The device comes in a very attractive, rugged but comfortable enclosure, trimmed in red. A touch screen phone, it still carries the usual call and hang up buttons traditional phone users would expect on their devices but as a reminder that this is an internet phone too, it features a ‘home’ key, a ‘browser’ key and a ‘back’ button. Boasting a 3.2 megapixel camera, the internet connectivity of the device is clear and seamless. In one small step, from taking a photograph, all I need to do is hit a share button and I can have the photograph instantaneously on any social networking site of my choice, in this case Facebook.
While I’ve played with the occasional Android-powered device, this was the first one that I got to spend some time with and I have to say the role Android will play in putting the internet into the hands of the next 1bn people to come online cannot be underestimated.
The Galaxy Spica thanks to Android is truly a fully-fledged internet experience. One of the first things to present itself on the front page is a Google search bar. Applications like Google Maps, Facebook and Gmail are accessible either on the main menu or you can drag them to the front page to keep an eye on new messages or status updates. Google Maps in particular proved to be a reliable, solid affair and we even used it to plan in detail a recent roadtrip. Maps on the Spica is intuitive and fast.
One of my first ports of call when I started using the device was to go to the Android Market and my first impression of the Market are that is very well structured for finding the tools you need whether its software for health, finance or entertainment. In mere seconds I had found the app I was looking for – an app called ‘Hi MSN’ which allowed me to keep an eye on my Windows Live messages as well as Gmail.

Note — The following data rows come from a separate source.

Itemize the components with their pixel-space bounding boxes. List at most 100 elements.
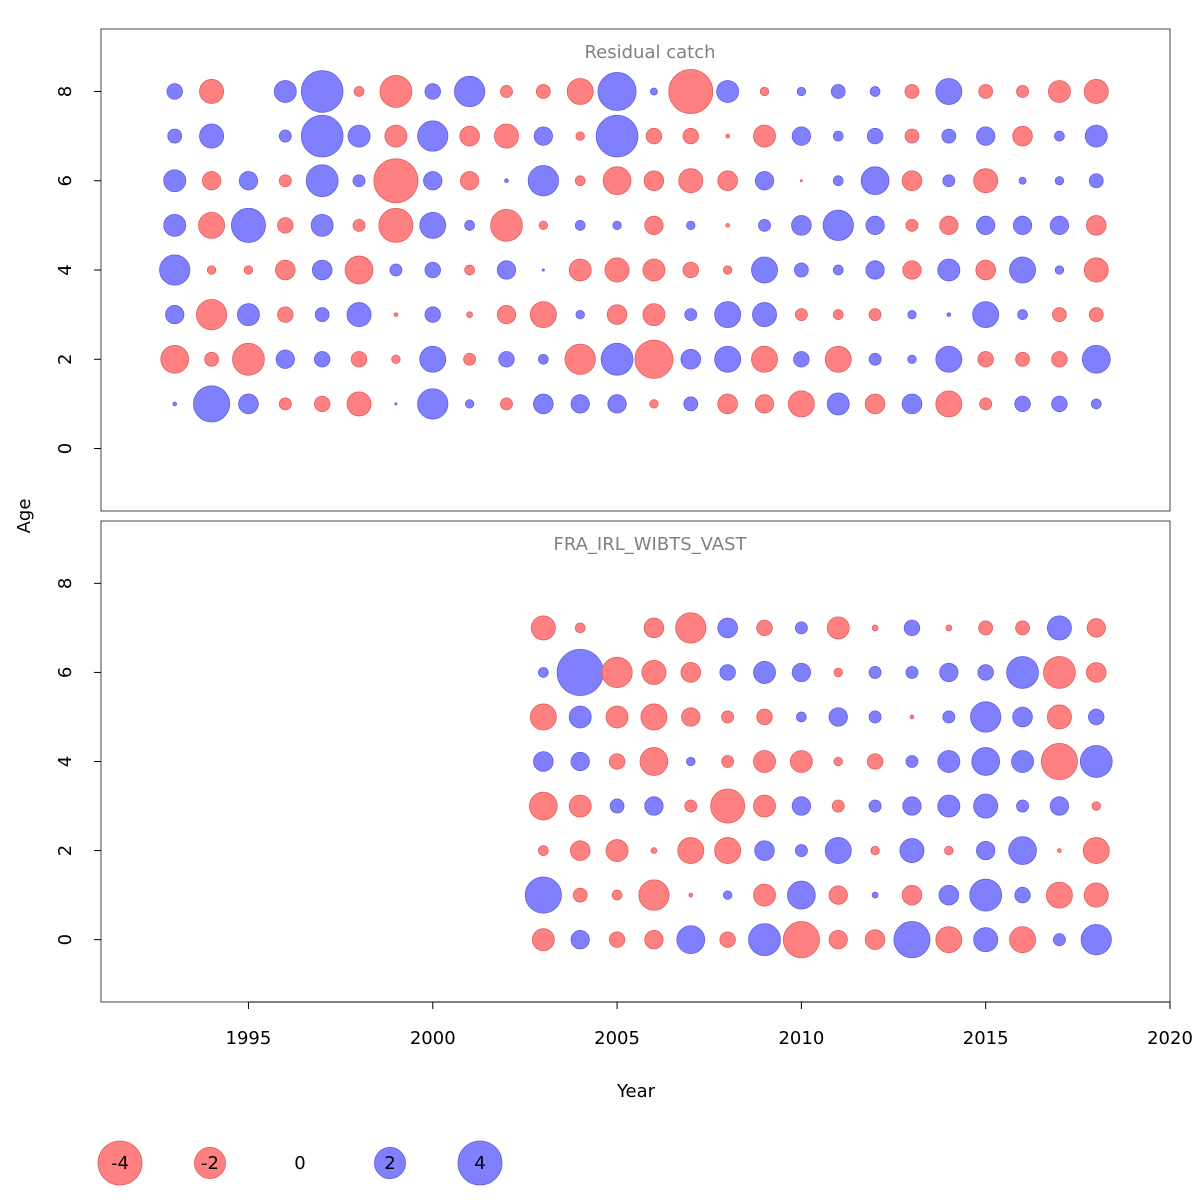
bubble [454,75,486,108]
bubble [902,260,922,280]
bubble [494,123,519,149]
bubble [600,342,634,376]
bubble [668,69,714,114]
bubble [1088,708,1105,726]
x-tick-label: 1995 [226,1028,272,1049]
bubble [417,388,449,420]
bubble [725,223,730,228]
bubble [787,390,815,418]
bubble [748,923,781,956]
bubble [1057,848,1062,853]
legend-label: 4 [474,1153,485,1174]
bubble [496,305,517,325]
bubble [678,168,704,194]
bubble [1049,796,1070,816]
bubble [1006,656,1039,689]
bubble [605,839,629,862]
bubble [782,921,820,959]
y-tick-label: 4 [55,264,76,275]
bubble [868,666,882,679]
y-axis-label: Age [14,499,35,534]
legend-bubble [457,1140,503,1186]
bubble [1014,395,1031,413]
bubble [1084,124,1108,148]
y-tick-label: 6 [55,667,76,678]
bubble [973,168,999,194]
bubble [754,840,775,861]
bubble [604,257,630,283]
bubble [973,793,999,819]
bubble [1051,395,1068,413]
bubble [830,84,846,99]
bubble [608,753,626,770]
bubble [556,648,604,696]
bubble [903,619,921,637]
bubble [717,170,738,191]
bubble [1086,618,1106,638]
bubble [568,258,592,282]
bubble [1012,215,1033,235]
x-tick-label: 2020 [1147,1028,1193,1049]
bubble [352,218,366,232]
bubble [868,710,882,724]
bubble [860,166,890,196]
bubble [1017,309,1028,320]
bubble [379,75,413,108]
bubble [391,354,401,364]
x-tick-label: 2010 [778,1028,824,1049]
panel-title: Residual catch [584,42,715,63]
bubble [832,264,844,276]
bubble [1009,256,1036,284]
bubble [721,710,735,724]
bubble [1043,656,1076,689]
bubble [688,892,694,898]
bubble [574,220,586,231]
bubble [937,794,961,818]
bubble [419,345,447,373]
bubble [714,301,742,329]
bubble [796,711,807,723]
bubble [1014,886,1031,904]
bubble [909,714,915,720]
bubble [681,707,701,727]
bubble [524,876,562,914]
bubble [866,127,884,145]
bubble [419,211,447,239]
bubble [758,218,771,232]
bubble [904,84,920,99]
bubble [717,393,738,415]
bubble [300,70,344,113]
bubble [644,930,664,950]
bubble [199,123,225,149]
bubble [871,624,879,632]
bubble [423,171,443,191]
bubble [946,312,952,317]
bubble [799,179,803,183]
bubble [232,342,265,376]
bubble [905,218,919,232]
x-tick-label: 2000 [410,1028,456,1049]
bubble [196,299,228,331]
bubble [905,666,919,679]
bubble [378,207,414,243]
bubble [942,710,956,724]
y-tick-label: 6 [55,175,76,186]
bubble [976,215,996,235]
bubble [569,840,591,861]
bubble [609,798,625,814]
bubble [832,130,844,142]
legend-label: -2 [201,1153,219,1174]
bubble [572,887,588,903]
bubble [1015,620,1030,636]
bubble [498,351,515,368]
bubble [424,306,441,323]
bubble [939,662,959,683]
bubble [907,354,917,364]
bubble [902,796,922,816]
bubble [977,351,994,368]
bubble [602,166,632,196]
bubble [901,170,923,191]
bubble [864,393,886,415]
bubble [971,747,1001,776]
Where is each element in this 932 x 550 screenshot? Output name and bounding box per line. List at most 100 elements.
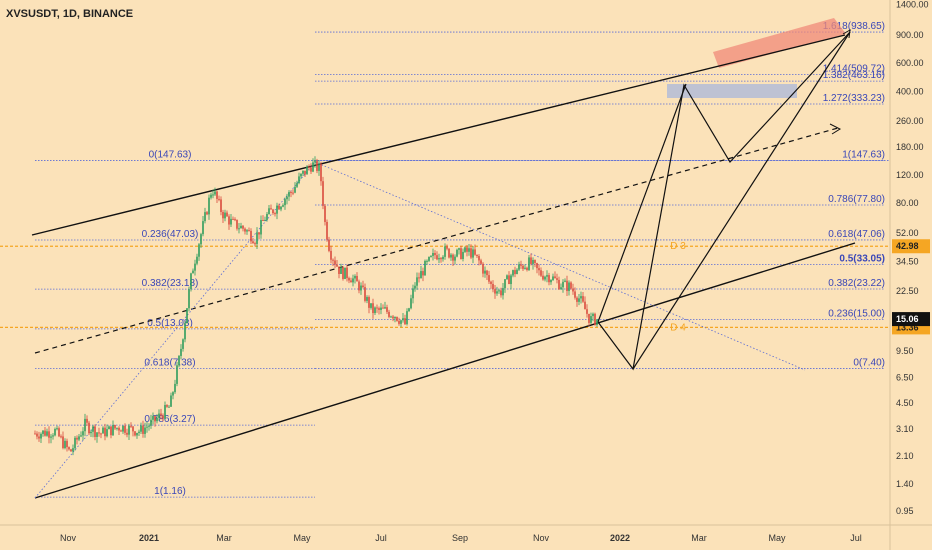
candle-body bbox=[286, 196, 288, 200]
candle-body bbox=[528, 257, 530, 270]
candle-body bbox=[144, 427, 146, 434]
candle-body bbox=[440, 258, 442, 260]
candle-body bbox=[374, 307, 376, 314]
candle-body bbox=[428, 256, 430, 261]
candle-body bbox=[484, 270, 486, 274]
candle-body bbox=[62, 436, 64, 449]
candle-body bbox=[258, 232, 260, 235]
candle-body bbox=[478, 256, 480, 261]
fib-level-label: 0.786(77.80) bbox=[828, 194, 885, 205]
y-tick-label: 260.00 bbox=[896, 116, 924, 126]
candle-body bbox=[56, 428, 58, 430]
candle-body bbox=[82, 431, 84, 436]
candle-body bbox=[142, 425, 144, 434]
candle-body bbox=[52, 435, 54, 437]
y-tick-label: 34.50 bbox=[896, 257, 919, 267]
candle-body bbox=[218, 198, 220, 200]
candle-body bbox=[550, 279, 552, 283]
candle-body bbox=[314, 160, 316, 163]
candle-body bbox=[226, 212, 228, 217]
candle-body bbox=[470, 248, 472, 258]
candle-body bbox=[496, 291, 498, 294]
candle-body bbox=[254, 243, 256, 245]
candle-body bbox=[292, 192, 294, 194]
candle-body bbox=[212, 194, 214, 196]
fib-level-label: 0.382(23.22) bbox=[828, 278, 885, 289]
candle-body bbox=[78, 436, 80, 440]
candle-body bbox=[532, 259, 534, 264]
candle-body bbox=[182, 339, 184, 349]
candle-body bbox=[112, 425, 114, 436]
candle-body bbox=[298, 176, 300, 184]
candle-body bbox=[466, 247, 468, 252]
y-tick-label: 600.00 bbox=[896, 58, 924, 68]
candle-body bbox=[70, 449, 72, 452]
candle-body bbox=[302, 170, 304, 174]
candle-body bbox=[544, 276, 546, 280]
candle-body bbox=[166, 405, 168, 407]
candle-body bbox=[44, 430, 46, 436]
y-tick-label: 4.50 bbox=[896, 398, 914, 408]
candle-body bbox=[122, 425, 124, 432]
candle-body bbox=[58, 428, 60, 437]
candle-body bbox=[38, 436, 40, 439]
candle-body bbox=[344, 267, 346, 279]
candle-body bbox=[430, 255, 432, 257]
candle-body bbox=[176, 365, 178, 384]
candle-body bbox=[510, 275, 512, 285]
candle-body bbox=[288, 192, 290, 197]
fib-level-label: 1.272(333.23) bbox=[823, 93, 885, 104]
channel-lower-line bbox=[34, 242, 856, 499]
candle-body bbox=[278, 205, 280, 210]
candle-body bbox=[76, 437, 78, 440]
candle-body bbox=[60, 436, 62, 438]
x-tick-label: Sep bbox=[452, 533, 468, 543]
candle-body bbox=[74, 437, 76, 449]
projection-path-b bbox=[597, 83, 687, 323]
candle-body bbox=[186, 308, 188, 324]
candle-body bbox=[256, 232, 258, 244]
candle-body bbox=[486, 270, 488, 276]
candle-body bbox=[184, 323, 186, 340]
candle-body bbox=[250, 230, 252, 242]
candle-body bbox=[562, 281, 564, 288]
projection-arrow bbox=[842, 29, 851, 39]
candle-body bbox=[574, 291, 576, 298]
candle-body bbox=[438, 258, 440, 260]
candle-body bbox=[146, 426, 148, 428]
candle-body bbox=[130, 425, 132, 427]
candle-body bbox=[540, 270, 542, 276]
candle-body bbox=[566, 280, 568, 292]
candle-body bbox=[362, 285, 364, 288]
candle-body bbox=[542, 275, 544, 280]
current-price-badge bbox=[892, 312, 930, 327]
candle-body bbox=[366, 297, 368, 301]
candle-body bbox=[154, 415, 156, 422]
candle-body bbox=[526, 267, 528, 270]
candle-body bbox=[420, 271, 422, 279]
candle-body bbox=[480, 260, 482, 264]
candle-body bbox=[290, 192, 292, 194]
projection-path-c bbox=[632, 31, 851, 370]
candle-body bbox=[490, 281, 492, 284]
x-tick-label: Nov bbox=[60, 533, 77, 543]
candle-body bbox=[372, 303, 374, 314]
candle-body bbox=[412, 288, 414, 299]
fib-level-label: 0(147.63) bbox=[149, 150, 192, 161]
candle-body bbox=[72, 448, 74, 452]
candle-body bbox=[560, 287, 562, 290]
candle-body bbox=[354, 275, 356, 279]
x-tick-label: Mar bbox=[216, 533, 232, 543]
candle-body bbox=[178, 355, 180, 366]
candle-body bbox=[202, 221, 204, 235]
candle-body bbox=[170, 395, 172, 407]
candle-body bbox=[380, 307, 382, 310]
y-tick-label: 3.10 bbox=[896, 424, 914, 434]
candle-body bbox=[224, 212, 226, 219]
candle-body bbox=[194, 263, 196, 271]
candle-body bbox=[220, 199, 222, 212]
candle-body bbox=[364, 287, 366, 301]
candle-body bbox=[192, 270, 194, 274]
candle-body bbox=[416, 277, 418, 286]
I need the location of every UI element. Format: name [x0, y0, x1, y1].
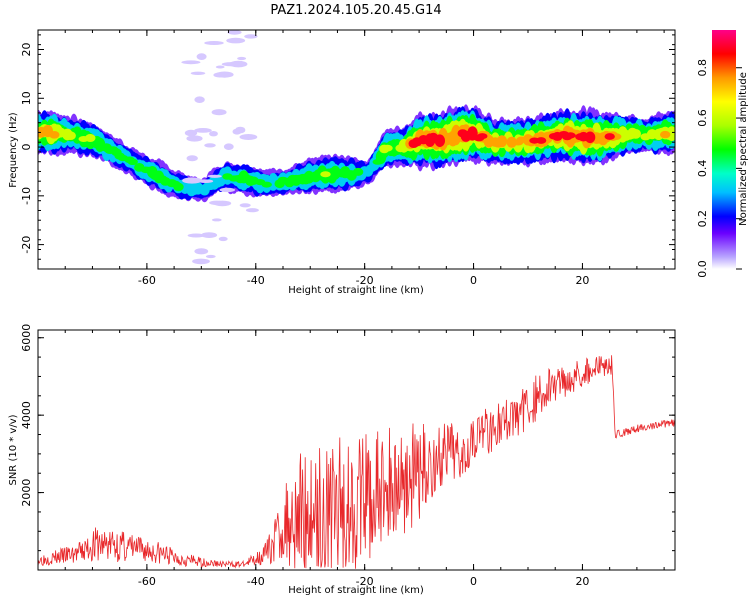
y-tick-label: -10 [20, 187, 33, 205]
heatmap-speckle [186, 155, 198, 162]
y-tick-label: 4000 [20, 401, 33, 429]
heatmap-cell [604, 133, 615, 140]
heatmap-speckle [223, 143, 234, 150]
snr-x-label: Height of straight line (km) [288, 585, 424, 596]
heatmap-cell [49, 131, 60, 139]
heatmap-cell [630, 129, 641, 139]
heatmap-speckle [187, 233, 205, 238]
heatmap-speckle [245, 208, 259, 213]
heatmap-speckle [196, 53, 207, 60]
heatmap-speckle [204, 41, 224, 45]
heatmap-cell [506, 136, 517, 148]
heatmap-level-6 [408, 126, 615, 149]
heatmap-speckle [239, 134, 258, 140]
heatmap-speckle [194, 127, 212, 133]
heatmap-cell [85, 134, 96, 142]
snr-panel: -60 -40 -20 0 20 2000 4000 6000 Height of strai… [8, 324, 676, 596]
spectrogram-border [37, 29, 676, 270]
x-tick-label: -60 [138, 575, 156, 588]
heatmap-speckle [219, 187, 236, 193]
x-tick-label: -20 [356, 274, 374, 287]
heatmap-speckle [237, 56, 247, 61]
chart-title: PAZ1.2024.105.20.45.G14 [270, 3, 441, 18]
heatmap-cell [261, 181, 272, 188]
heatmap-speckle [235, 126, 246, 134]
heatmap-speckle [227, 30, 242, 35]
heatmap-cell [127, 158, 138, 165]
heatmap-speckle [190, 71, 206, 76]
heatmap-cell [669, 128, 675, 136]
y-tick-label: 6000 [20, 324, 33, 352]
spectrogram-x-label: Height of straight line (km) [288, 285, 424, 296]
heatmap-cell [320, 171, 331, 178]
x-tick-label: -40 [247, 575, 265, 588]
heatmap-speckle [213, 72, 226, 78]
spectrogram-y-label: Frequency (Hz) [8, 112, 19, 188]
colorbar-tick-label: 0.2 [696, 210, 709, 228]
heatmap-speckle [218, 236, 228, 242]
x-tick-label: -20 [356, 575, 374, 588]
x-tick-label: 20 [575, 575, 589, 588]
heatmap-speckle [194, 96, 205, 103]
heatmap-cell [434, 134, 445, 147]
snr-frame [38, 330, 675, 570]
heatmap-speckle [205, 254, 216, 259]
x-tick-label: 0 [470, 274, 477, 287]
heatmap-speckle [215, 65, 225, 69]
heatmap-cell [496, 135, 508, 148]
colorbar-label: Normalized spectral amplitude [738, 72, 749, 226]
heatmap-speckle [182, 177, 202, 184]
snr-y-label: SNR (10 * v/v) [8, 414, 19, 485]
snr-border [37, 329, 676, 571]
heatmap-cell [477, 133, 488, 140]
snr-series-line [38, 355, 675, 569]
colorbar-tick-label: 0.0 [696, 260, 709, 278]
heatmap-speckle [197, 179, 214, 183]
heatmap-speckle [181, 60, 201, 65]
heatmap-cell [382, 144, 393, 152]
heatmap-speckle [221, 62, 241, 67]
spectrogram-panel: -60 -40 -20 0 20 -20 -10 0 10 20 Height of straig… [8, 29, 676, 296]
y-tick-label: -20 [20, 236, 33, 254]
heatmap-cell [565, 132, 576, 139]
colorbar-gradient [712, 30, 736, 269]
heatmap-speckle [186, 135, 203, 142]
y-tick-label: 0 [20, 144, 33, 151]
x-tick-label: -60 [138, 274, 156, 287]
heatmap-speckle [244, 34, 258, 39]
heatmap-speckle [211, 218, 222, 222]
heatmap-speckle [207, 174, 222, 178]
y-tick-label: 20 [20, 43, 33, 57]
colorbar: 0.0 0.2 0.4 0.6 0.8 Normalized spectral ampl… [696, 30, 749, 278]
x-tick-label: 0 [470, 575, 477, 588]
heatmap-cell [535, 137, 547, 144]
colorbar-tick-label: 0.6 [696, 109, 709, 127]
heatmap-cell [584, 131, 596, 144]
heatmap-speckle [184, 129, 198, 137]
heatmap-cell [352, 167, 364, 176]
heatmap-speckle [211, 109, 227, 116]
heatmap-speckle [226, 37, 246, 44]
heatmap-speckle [194, 248, 209, 255]
heatmap-speckle [204, 143, 216, 148]
spectrogram-heatmap [38, 30, 675, 265]
y-tick-label: 2000 [20, 479, 33, 507]
heatmap-speckle [192, 258, 210, 265]
x-tick-label: -40 [247, 274, 265, 287]
y-tick-label: 10 [20, 91, 33, 105]
heatmap-speckle [201, 232, 218, 239]
colorbar-tick-label: 0.4 [696, 160, 709, 178]
x-tick-label: 20 [575, 274, 589, 287]
heatmap-speckle [209, 200, 225, 205]
heatmap-cell [65, 131, 76, 140]
colorbar-tick-label: 0.8 [696, 59, 709, 77]
heatmap-speckle [209, 131, 218, 137]
heatmap-cell [173, 182, 184, 192]
heatmap-cell [660, 130, 671, 139]
heatmap-speckle [239, 203, 251, 208]
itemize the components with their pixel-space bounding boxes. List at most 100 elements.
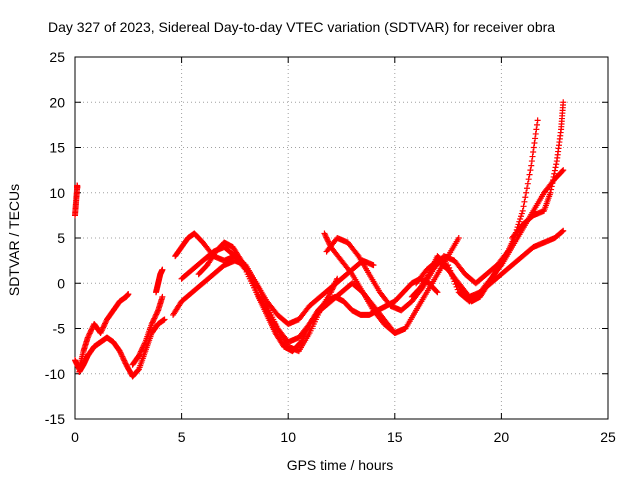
data-point bbox=[88, 326, 95, 333]
data-point bbox=[549, 177, 556, 184]
data-point bbox=[87, 327, 94, 334]
data-point bbox=[118, 352, 125, 359]
data-point bbox=[553, 161, 560, 168]
y-tick-label: 5 bbox=[57, 230, 65, 246]
data-point bbox=[325, 238, 332, 245]
data-point bbox=[161, 316, 168, 323]
x-tick-label: 10 bbox=[280, 429, 296, 445]
x-axis-label: GPS time / hours bbox=[287, 457, 394, 473]
x-tick-label: 20 bbox=[494, 429, 510, 445]
data-point bbox=[549, 180, 556, 187]
data-point bbox=[151, 314, 158, 321]
data-point bbox=[74, 182, 81, 189]
data-point bbox=[148, 320, 155, 327]
data-point bbox=[125, 291, 132, 298]
data-point bbox=[348, 269, 355, 276]
data-point bbox=[455, 235, 462, 241]
data-point bbox=[141, 341, 148, 348]
data-point bbox=[551, 167, 558, 174]
data-point bbox=[534, 117, 541, 124]
data-point bbox=[152, 312, 159, 319]
data-point bbox=[324, 235, 331, 242]
data-point bbox=[135, 352, 142, 359]
data-point bbox=[100, 323, 107, 330]
data-point bbox=[560, 99, 567, 106]
data-point bbox=[86, 330, 93, 337]
data-point bbox=[101, 321, 108, 328]
data-point bbox=[528, 158, 535, 165]
tick-layer: 0 5 10 15 20 25 -15 -10 -5 0 5 10 15 20 25 bbox=[45, 49, 616, 445]
data-point bbox=[522, 194, 529, 201]
data-point bbox=[245, 269, 252, 276]
data-point bbox=[86, 331, 93, 338]
data-point bbox=[117, 349, 124, 356]
data-point bbox=[151, 315, 158, 322]
data-point bbox=[97, 330, 104, 337]
data-point bbox=[120, 356, 127, 363]
data-point bbox=[560, 167, 567, 174]
y-tick-label: -10 bbox=[45, 366, 65, 382]
data-point bbox=[141, 340, 148, 347]
series-arc-g bbox=[172, 230, 377, 327]
x-tick-label: 5 bbox=[178, 429, 186, 445]
data-point bbox=[517, 215, 524, 222]
data-point bbox=[525, 176, 532, 183]
data-point bbox=[451, 278, 458, 285]
y-tick-label: -5 bbox=[53, 321, 66, 337]
series-arc-e bbox=[153, 266, 166, 296]
data-point bbox=[523, 189, 530, 196]
data-point bbox=[449, 273, 456, 280]
data-point bbox=[322, 231, 329, 238]
data-point bbox=[445, 262, 452, 269]
data-point bbox=[322, 233, 329, 240]
series-arc-n bbox=[445, 227, 567, 305]
data-point bbox=[87, 329, 94, 336]
data-point bbox=[524, 180, 531, 187]
y-tick-label: 15 bbox=[49, 140, 65, 156]
data-point bbox=[548, 183, 555, 190]
data-point bbox=[119, 353, 126, 360]
chart-title: Day 327 of 2023, Sidereal Day-to-day VTE… bbox=[48, 19, 555, 35]
data-point bbox=[551, 170, 558, 177]
y-axis-label: SDTVAR / TECUs bbox=[6, 184, 22, 296]
data-point bbox=[526, 171, 533, 178]
x-tick-label: 25 bbox=[600, 429, 616, 445]
data-point bbox=[446, 264, 453, 271]
data-point bbox=[102, 320, 109, 327]
data-point bbox=[550, 173, 557, 180]
data-point bbox=[527, 167, 534, 174]
data-point bbox=[116, 348, 123, 355]
data-point bbox=[434, 289, 441, 296]
data-point bbox=[137, 349, 144, 356]
series-arc-l bbox=[408, 117, 541, 305]
data-point bbox=[530, 149, 537, 156]
data-point bbox=[448, 270, 455, 277]
series-arc-i bbox=[195, 239, 441, 355]
data-point bbox=[153, 311, 160, 318]
data-point bbox=[121, 357, 128, 364]
data-point bbox=[140, 343, 147, 350]
data-point bbox=[159, 293, 166, 300]
data-point bbox=[118, 350, 125, 357]
data-point bbox=[370, 262, 377, 269]
data-point bbox=[548, 186, 555, 193]
data-point bbox=[453, 283, 460, 290]
data-point bbox=[323, 234, 330, 241]
data-point bbox=[521, 198, 528, 205]
data-point bbox=[560, 227, 567, 234]
data-point bbox=[99, 325, 106, 332]
data-point bbox=[523, 185, 530, 192]
data-point bbox=[119, 354, 126, 361]
data-point bbox=[433, 288, 440, 295]
data-point bbox=[139, 344, 146, 351]
y-tick-label: 20 bbox=[49, 94, 65, 110]
data-point bbox=[534, 121, 541, 128]
data-point bbox=[518, 213, 525, 220]
data-point bbox=[559, 228, 566, 235]
y-tick-label: 25 bbox=[49, 49, 65, 65]
data-point bbox=[454, 286, 461, 293]
series-arc-c bbox=[76, 316, 168, 380]
data-point bbox=[102, 319, 109, 326]
data-point bbox=[354, 251, 361, 258]
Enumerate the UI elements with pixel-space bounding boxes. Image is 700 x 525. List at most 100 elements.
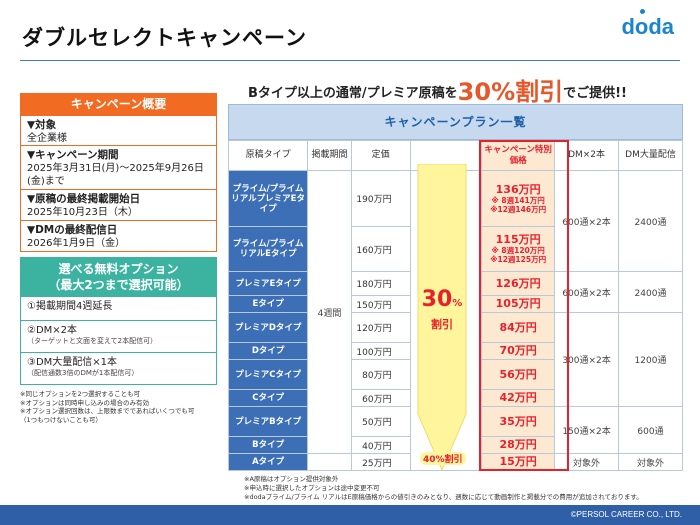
option-notes: ※同じオプションを2つ選択することも可 ※オプションは同時申し込みの場合のみ有効… [20, 390, 220, 424]
table-row: Aタイプ 25万円 15万円 対象外 対象外 [227, 453, 683, 471]
overview-last-start-text: 2025年10月23日（木） [27, 207, 138, 218]
arrow-number-value: 30 [421, 287, 453, 312]
plan-table-head-row: 原稿タイプ 掲載期間 定価 キャンペーン特別価格 DM×2本 DM大量配信 [227, 140, 683, 171]
table-row: プレミアCタイプ 80万円 56万円 [227, 359, 683, 390]
dm2-group: 600通×2本 [554, 271, 620, 313]
headline-pre: Bタイプ以上の通常/プレミア原稿を [248, 86, 458, 101]
footnote: ※dodaプライム/プライム リアルはE原稿価格からの値引きのみとなり、週数に応… [244, 493, 643, 501]
options-header: 選べる無料オプション （最大2つまで選択可能） [20, 257, 217, 297]
page-title: ダブルセレクトキャンペーン [22, 26, 307, 50]
row-type: プレミアBタイプ [227, 406, 309, 437]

Android’s ability to allow you to expand your home screen beyond a single page is also something that must be considered ground-breaking and for consumers who believe their phone says as much about them as the clothes they wear, this will allow for greater personalisation.
The Samsung Galaxy Spica to my mind marks a turning point in the relationship between ordinary individuals and their mobile device. Pure internet-powered smart phone experiences are no longer just for affluent geeks but every man, woman and child. With this device, Samsung have sparked something very important.
The device is priced €99 for O2 contract customers and €299 on Prepay. It is also available for purchase online from www.o2.ie as well as Carphone Warehouse stores.